Microsoft has formed a coalition of prominent online publishers to consult on the development of PubCenter, its still-in-beta ad management tool.
The new Publisher Leadership Council includes Viacom, The New York Times, Dow Jones Online, Time Inc. and IAC. According to officials, the group’s members — most of whom typically compete with Microsoft for online ad dollars — will be provided with an opportunity to help shape the functionality and design of the PubCenter platform.
PubCenter ultimately promises to streamline the laborious process of selling online advertising by simplifying inventory management, forecasting, pricing and reporting. “It’s for anything a publisher has to worry about beyond creating content and sales,” said Scott Howe, corporate vp of Microsoft’s advertiser and publisher solutions group. “What we’re really focused on is the nuts and bolts of a publisher’s daily grind.”
According to Howe, most Web sites employ multiple vendors to assist with these various processes — ranging from companies like Salesforce.com to Adify to Microsoft’s own Rapt — which hinders their ability to sell ads in a timely fashion and often leads to executional errors.
“It’s still too hard for publishers,” he said. “Stuff slips through the cracks.

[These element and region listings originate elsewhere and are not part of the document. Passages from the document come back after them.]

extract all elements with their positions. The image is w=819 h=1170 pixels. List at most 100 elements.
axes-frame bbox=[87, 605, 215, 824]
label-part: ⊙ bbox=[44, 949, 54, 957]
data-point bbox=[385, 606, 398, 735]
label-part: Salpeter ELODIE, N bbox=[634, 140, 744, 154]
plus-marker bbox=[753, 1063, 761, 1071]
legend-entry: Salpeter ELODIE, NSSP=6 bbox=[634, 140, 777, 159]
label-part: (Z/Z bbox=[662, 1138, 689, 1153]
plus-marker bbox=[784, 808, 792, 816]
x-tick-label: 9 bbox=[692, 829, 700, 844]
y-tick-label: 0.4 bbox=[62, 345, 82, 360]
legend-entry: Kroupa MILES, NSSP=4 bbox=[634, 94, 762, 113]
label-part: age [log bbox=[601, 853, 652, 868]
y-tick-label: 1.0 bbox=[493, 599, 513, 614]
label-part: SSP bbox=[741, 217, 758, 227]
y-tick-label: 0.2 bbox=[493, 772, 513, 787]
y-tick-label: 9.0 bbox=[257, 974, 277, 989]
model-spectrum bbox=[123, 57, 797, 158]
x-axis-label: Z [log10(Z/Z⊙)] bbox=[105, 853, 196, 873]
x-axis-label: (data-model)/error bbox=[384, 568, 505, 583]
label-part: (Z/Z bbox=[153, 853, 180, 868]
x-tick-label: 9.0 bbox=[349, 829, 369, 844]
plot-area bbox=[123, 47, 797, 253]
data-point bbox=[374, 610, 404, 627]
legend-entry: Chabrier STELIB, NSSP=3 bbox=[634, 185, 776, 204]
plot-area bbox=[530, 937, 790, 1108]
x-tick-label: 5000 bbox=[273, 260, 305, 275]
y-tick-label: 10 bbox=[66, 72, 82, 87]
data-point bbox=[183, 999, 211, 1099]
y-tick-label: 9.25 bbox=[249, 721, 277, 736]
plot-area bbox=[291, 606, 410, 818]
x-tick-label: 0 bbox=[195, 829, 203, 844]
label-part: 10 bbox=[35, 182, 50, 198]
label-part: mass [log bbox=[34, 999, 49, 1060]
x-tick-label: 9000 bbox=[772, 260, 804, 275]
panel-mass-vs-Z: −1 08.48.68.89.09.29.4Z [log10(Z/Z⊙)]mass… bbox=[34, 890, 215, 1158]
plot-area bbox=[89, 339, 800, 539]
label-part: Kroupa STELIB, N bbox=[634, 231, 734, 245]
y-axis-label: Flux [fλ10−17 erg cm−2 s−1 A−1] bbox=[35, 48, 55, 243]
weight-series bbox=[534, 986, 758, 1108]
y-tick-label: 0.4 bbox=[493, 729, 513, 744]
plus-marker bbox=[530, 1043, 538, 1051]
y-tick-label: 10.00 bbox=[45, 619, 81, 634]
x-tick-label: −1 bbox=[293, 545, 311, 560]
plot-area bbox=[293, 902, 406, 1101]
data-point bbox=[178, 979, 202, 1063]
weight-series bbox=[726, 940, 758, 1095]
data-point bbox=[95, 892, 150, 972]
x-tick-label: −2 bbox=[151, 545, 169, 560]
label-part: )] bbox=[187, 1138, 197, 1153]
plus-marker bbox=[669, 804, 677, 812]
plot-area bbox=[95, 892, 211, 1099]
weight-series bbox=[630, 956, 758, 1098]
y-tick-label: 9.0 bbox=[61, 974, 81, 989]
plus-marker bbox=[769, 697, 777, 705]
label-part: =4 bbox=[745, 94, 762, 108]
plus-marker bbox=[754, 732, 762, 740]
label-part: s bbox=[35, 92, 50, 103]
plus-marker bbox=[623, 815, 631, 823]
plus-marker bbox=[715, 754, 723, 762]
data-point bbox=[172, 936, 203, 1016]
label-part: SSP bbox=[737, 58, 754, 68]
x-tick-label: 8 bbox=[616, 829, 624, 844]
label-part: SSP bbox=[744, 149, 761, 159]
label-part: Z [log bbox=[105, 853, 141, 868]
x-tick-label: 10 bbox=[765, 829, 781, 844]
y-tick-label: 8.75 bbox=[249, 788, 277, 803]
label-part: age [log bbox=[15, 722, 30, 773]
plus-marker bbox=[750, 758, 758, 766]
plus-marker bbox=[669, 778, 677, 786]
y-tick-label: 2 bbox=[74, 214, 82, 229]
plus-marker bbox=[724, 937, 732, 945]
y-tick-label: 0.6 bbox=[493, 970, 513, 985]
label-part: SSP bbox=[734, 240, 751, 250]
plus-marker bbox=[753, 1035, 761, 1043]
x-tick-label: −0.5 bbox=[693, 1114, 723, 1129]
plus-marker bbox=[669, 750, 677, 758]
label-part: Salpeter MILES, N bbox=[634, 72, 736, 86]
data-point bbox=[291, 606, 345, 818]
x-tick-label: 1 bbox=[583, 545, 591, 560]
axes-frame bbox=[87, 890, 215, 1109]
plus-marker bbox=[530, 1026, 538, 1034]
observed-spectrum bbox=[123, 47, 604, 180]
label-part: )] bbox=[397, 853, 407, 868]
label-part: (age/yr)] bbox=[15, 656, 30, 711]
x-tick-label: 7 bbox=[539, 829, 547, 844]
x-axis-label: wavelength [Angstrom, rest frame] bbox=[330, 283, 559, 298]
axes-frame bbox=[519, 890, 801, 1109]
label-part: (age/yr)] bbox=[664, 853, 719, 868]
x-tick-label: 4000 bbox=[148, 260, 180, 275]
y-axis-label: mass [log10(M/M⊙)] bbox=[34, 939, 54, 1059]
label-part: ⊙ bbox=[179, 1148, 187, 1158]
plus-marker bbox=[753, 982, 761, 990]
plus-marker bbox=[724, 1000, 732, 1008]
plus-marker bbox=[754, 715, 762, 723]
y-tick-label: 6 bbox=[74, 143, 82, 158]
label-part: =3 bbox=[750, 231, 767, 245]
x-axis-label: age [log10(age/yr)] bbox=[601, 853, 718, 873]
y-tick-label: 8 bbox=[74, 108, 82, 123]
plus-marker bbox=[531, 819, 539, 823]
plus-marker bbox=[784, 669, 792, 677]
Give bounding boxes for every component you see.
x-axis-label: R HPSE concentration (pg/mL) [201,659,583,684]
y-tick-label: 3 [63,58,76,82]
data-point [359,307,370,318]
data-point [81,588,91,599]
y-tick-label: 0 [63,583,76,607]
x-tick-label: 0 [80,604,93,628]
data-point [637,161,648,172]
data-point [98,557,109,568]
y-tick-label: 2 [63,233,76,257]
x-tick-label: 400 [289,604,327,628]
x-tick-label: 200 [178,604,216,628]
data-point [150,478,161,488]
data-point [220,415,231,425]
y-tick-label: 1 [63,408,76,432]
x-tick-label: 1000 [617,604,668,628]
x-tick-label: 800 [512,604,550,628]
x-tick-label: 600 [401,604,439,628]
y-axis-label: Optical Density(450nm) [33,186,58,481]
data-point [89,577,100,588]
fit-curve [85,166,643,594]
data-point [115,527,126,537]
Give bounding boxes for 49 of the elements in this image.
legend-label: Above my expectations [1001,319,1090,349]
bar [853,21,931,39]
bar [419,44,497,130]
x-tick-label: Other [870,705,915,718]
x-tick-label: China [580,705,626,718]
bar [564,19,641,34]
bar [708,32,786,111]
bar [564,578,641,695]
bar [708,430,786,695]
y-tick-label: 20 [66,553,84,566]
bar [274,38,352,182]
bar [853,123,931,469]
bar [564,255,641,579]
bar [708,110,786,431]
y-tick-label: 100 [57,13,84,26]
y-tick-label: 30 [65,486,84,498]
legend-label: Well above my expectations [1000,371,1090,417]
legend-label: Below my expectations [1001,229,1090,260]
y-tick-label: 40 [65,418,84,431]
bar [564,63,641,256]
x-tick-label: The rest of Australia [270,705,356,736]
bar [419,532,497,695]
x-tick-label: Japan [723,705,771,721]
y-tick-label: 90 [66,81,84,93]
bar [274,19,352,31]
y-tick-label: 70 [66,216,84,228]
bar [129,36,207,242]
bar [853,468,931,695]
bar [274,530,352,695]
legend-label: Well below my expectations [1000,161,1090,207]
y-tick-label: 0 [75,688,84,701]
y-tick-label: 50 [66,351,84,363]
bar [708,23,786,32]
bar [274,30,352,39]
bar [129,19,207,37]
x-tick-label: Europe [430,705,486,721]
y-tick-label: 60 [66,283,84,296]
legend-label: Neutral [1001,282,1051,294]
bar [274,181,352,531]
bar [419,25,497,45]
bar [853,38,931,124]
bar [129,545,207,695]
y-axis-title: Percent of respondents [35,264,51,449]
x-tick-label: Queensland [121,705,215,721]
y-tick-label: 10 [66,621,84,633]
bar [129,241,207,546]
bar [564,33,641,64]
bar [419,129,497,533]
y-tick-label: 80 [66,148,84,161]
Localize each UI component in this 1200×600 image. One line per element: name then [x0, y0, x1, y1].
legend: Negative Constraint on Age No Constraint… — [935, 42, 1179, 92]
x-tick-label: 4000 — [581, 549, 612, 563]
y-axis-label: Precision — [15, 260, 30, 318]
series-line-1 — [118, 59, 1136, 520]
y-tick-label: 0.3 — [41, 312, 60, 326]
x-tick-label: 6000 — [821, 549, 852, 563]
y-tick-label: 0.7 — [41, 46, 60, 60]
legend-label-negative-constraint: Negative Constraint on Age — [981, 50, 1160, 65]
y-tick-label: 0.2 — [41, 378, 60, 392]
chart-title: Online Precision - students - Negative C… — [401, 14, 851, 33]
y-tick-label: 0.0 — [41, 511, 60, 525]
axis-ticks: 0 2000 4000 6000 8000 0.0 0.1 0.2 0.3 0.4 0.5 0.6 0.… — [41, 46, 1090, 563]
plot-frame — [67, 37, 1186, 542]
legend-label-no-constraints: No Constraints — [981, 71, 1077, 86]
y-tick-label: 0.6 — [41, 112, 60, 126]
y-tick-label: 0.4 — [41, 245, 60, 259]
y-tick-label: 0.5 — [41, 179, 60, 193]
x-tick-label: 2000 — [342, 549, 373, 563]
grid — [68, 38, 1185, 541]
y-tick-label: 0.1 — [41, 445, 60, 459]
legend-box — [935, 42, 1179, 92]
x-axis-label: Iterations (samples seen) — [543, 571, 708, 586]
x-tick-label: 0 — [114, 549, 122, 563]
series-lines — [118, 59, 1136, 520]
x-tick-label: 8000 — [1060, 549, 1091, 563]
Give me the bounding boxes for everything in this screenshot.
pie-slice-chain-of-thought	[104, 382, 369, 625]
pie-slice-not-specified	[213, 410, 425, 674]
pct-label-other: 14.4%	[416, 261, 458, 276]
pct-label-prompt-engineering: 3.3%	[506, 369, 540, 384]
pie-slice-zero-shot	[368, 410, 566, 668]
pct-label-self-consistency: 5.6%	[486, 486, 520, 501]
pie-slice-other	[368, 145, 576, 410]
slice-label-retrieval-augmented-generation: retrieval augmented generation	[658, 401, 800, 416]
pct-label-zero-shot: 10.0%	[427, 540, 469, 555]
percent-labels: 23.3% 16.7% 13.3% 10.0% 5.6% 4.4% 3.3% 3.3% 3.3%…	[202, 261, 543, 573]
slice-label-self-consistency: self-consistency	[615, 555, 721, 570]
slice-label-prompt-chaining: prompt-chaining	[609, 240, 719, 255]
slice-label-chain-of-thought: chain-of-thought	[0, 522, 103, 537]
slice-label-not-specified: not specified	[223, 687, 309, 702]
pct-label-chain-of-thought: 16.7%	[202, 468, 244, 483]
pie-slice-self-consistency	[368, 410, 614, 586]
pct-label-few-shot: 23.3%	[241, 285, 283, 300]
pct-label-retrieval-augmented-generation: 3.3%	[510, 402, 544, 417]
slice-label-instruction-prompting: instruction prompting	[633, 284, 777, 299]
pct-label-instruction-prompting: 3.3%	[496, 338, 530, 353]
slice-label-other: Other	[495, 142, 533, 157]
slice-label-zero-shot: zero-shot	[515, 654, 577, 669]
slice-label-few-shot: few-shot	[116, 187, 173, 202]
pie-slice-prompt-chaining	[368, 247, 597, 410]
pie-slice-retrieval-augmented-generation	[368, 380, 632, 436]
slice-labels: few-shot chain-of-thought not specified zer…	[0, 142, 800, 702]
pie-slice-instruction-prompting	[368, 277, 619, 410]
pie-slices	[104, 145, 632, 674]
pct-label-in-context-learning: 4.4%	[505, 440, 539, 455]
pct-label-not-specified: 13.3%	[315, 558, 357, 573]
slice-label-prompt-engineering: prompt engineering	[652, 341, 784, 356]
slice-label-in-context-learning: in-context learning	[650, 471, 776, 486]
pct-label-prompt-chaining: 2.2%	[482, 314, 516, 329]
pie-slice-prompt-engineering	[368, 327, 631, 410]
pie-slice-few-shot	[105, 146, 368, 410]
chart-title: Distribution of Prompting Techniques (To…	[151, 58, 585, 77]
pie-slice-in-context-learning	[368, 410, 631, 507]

Many publishers can’t even manage inventory in real time.”
The hope is that the council can provide actionable suggestions that will help publishers across the interactive spectrum, and that Microsoft can become an industry leader on this issue. “We’ve invited them into the laboratory,” Howe said. “If some of our blueprints sort of leak out to the market, then so be it.”
Of course, Microsoft is not the only major industry player out to tackle the growing complexity of online advertising. Yahoo last year introduced APT, an ambitious platform that aimed at curing many of the industry’s processing ills by bringing more efficiency to buying and selling.
In addition, Publicis Groupe’s VivaKi was established last year with the goal of creating tools and solutions that address similar issues that plague the agency side of the business.